11. So far as the contention of petitioner with respect to quantum of punishment is concerned, the disciplinary authority has taken this aspect and imposed the punishment of compulsory retirement with full pension and gratuity with effect from the date of receipt of this order. 12. It is settled proposition of law that under Article 226 of the Constitution of India, this Court cannot exercise the power to reappraise the evidence and disturb the fact findings given by the four consecutive authorities including the Conducting Officer. In State Bank of Hyderabad & Another Vs.
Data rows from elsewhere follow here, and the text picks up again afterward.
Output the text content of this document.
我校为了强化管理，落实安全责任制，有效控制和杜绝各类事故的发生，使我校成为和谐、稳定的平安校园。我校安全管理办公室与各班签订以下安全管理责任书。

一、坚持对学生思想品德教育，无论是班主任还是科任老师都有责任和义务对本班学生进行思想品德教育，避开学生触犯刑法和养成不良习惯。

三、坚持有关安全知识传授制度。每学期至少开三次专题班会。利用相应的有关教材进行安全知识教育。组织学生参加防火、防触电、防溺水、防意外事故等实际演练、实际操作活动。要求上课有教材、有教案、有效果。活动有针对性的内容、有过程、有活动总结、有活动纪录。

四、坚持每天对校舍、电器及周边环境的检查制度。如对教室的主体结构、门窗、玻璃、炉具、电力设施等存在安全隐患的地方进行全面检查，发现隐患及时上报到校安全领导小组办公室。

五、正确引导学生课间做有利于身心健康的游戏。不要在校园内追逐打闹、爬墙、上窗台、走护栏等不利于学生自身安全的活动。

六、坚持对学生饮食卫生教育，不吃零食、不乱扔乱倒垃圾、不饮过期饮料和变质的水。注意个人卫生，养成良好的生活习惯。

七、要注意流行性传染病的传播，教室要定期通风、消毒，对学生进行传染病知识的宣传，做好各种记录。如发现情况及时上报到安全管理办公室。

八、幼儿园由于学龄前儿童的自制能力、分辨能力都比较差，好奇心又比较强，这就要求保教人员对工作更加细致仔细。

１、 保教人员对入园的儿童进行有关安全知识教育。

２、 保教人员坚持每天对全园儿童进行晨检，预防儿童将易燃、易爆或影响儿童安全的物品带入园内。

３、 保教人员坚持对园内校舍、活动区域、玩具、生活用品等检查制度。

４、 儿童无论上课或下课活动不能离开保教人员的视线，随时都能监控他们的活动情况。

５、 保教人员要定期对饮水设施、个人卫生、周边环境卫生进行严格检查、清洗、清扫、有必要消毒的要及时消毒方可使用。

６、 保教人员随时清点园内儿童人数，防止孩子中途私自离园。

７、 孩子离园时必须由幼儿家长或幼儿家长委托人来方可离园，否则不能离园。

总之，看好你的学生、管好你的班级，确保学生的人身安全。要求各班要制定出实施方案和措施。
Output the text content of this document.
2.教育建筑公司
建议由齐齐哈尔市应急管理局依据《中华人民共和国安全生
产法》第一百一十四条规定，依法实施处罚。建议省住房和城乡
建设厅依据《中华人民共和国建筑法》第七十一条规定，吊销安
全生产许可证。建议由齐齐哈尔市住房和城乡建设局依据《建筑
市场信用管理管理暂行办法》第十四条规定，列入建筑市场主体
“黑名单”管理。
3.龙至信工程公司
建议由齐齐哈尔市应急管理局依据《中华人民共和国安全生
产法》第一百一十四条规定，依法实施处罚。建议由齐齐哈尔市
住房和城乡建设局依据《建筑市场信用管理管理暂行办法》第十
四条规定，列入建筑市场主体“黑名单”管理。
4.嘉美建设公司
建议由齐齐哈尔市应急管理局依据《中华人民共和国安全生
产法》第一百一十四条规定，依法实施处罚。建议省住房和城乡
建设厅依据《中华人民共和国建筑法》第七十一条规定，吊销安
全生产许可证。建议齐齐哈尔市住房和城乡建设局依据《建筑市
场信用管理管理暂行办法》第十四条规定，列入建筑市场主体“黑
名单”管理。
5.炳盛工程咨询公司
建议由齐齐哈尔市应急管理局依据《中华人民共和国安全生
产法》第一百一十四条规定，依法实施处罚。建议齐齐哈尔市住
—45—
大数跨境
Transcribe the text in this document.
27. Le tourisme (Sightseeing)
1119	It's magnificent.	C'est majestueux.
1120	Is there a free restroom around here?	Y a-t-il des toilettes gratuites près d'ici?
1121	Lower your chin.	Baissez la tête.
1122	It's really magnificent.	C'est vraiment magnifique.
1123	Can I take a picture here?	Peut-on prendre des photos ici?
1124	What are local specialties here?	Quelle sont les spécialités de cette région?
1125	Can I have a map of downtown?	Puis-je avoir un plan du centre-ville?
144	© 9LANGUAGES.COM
P. Kata Rao, [ (2008) 15 SCC 657 ], at para 18 and 19, the Hon’ble Apex Court, held as follows:- “18. There cannot be any doubt whatsoever that the jurisdiction of superior courts in interfering with a finding of fact arrived at by the enquiry officer is limited. The High Court, it is trite, would also ordinarily not interfere with the quantum of punishment. ……….. 19. We are not unmindful of different principles laid down by this Court from time to time. The approach that the court’s jurisdiction is unlimited although had not found favour with some Benches, the applicability of the doctrine of proportionality, however, had not been deviated from.” 13. In view of the above submission, I find no merit in this case. 14. Hence, this writ petition is accordingly dismissed.